John Pye Auctions Weekly Story – ‘Dead Donkey’

From as far back as I can recall, I have had a burning desire to sell things. Even as a small boy in a poor mining area, I would manage to pick up a few bob for collecting and flogging such local ‘luxuries’ as acorns for fodder and horse muck for fertilizer.

As I spent more and more time around auctions and salerooms, I was fascinated by this magical art and science of bringing people together and getting them to bid against each other for items that they may not have even needed but ended up absolutely desiring. Perhaps it is something within all of us, this combination of need and competition. There is sometimes a madness in it all that we can’t control.

Few people have failed to be gripped by the adrenalin rush of an auction. Nowadays many of them are online but when I began, the setting was often in a cold and noisy market, where coughing and cursing often filled the damp air. Why do we do it? It’s part of human nature and has been with mankind throughout history.

As I was growing up, I was electrified with determination to become one of those auctioneers, who I regarded as orchestral conductors, keeping their audiences mesmerized. That desire made me into a bit of a pain and caused me to pester Midlands auctioneer Arnold Graham into allowing me to have a go at what I regarded as a magical stint on the podium.

After months of incessant nagging, the veteran Mr Graham gave in and handed me my first shot at the tricky world which would put a gavel in my hand for many decades to come. I felt like I was making my debut on the stage of the London Palladium  when he told me he was going to allow me to conduct my first-ever auction to the public.

For this major event, the wry Mr Graham, who was well experienced in selling livestock of all types, told me I was to be given the honour of putting a beast of burden under the hammer! At the end of one his auctions, I stood by as he made a grand  announcement, telling everyone that ‘a junior auctioneer’ was going to sell a donkey next and to follow me round to the pig shed to where the animal was tied up.

In true wet-behind-the-ears fashion, I then stepped up and made an equally grand announcement saying how pleased I was to be making the sale and how honoured I would be for the crowd to follow me. For some reason, I also said they were in for a big surprise.

It certainly proved to be a surprise – but it was anything but wonderful. As I followed the crowd round the corner, there seemed to be more than the usual laughter and banter going on, as if the crowd may have known something that I didn’t. Then as I arrived where they had started to gather, I saw exactly why – there was the donkey, lying on the ground, its legs stuck out straight and its ears drooping: as dead as a post!

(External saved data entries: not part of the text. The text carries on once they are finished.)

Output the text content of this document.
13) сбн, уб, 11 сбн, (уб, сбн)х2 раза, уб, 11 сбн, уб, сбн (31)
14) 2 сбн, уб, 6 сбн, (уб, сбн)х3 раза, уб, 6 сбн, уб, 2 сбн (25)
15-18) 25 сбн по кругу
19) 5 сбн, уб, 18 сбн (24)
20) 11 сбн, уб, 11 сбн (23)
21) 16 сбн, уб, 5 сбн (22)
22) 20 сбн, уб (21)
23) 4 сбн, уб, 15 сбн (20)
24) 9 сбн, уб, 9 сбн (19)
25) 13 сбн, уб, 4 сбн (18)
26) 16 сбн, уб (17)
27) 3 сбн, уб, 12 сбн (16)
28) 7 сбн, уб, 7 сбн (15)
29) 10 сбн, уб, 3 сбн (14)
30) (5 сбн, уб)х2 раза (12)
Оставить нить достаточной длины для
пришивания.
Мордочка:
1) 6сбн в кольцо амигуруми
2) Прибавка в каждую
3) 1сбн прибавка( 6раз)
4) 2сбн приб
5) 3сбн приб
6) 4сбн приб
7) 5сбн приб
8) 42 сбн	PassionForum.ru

The unfortunate animal had passed away. I couldn’t believe it. As sad as the occasion was for the poor beast, the crowd was in fits of laughter at my obvious discomfort. Some serious condition must have afflicted the animal. And, it seemed, everyone but me was in on the tale. So what could I do? I just burst into a huge laugh myself.

Mind you, I did manage to sell the donkey to a slaughter-man in the end for seven shillings and sixpence. But that was some start to my – hopefully – successful new career… a dead blooming donkey!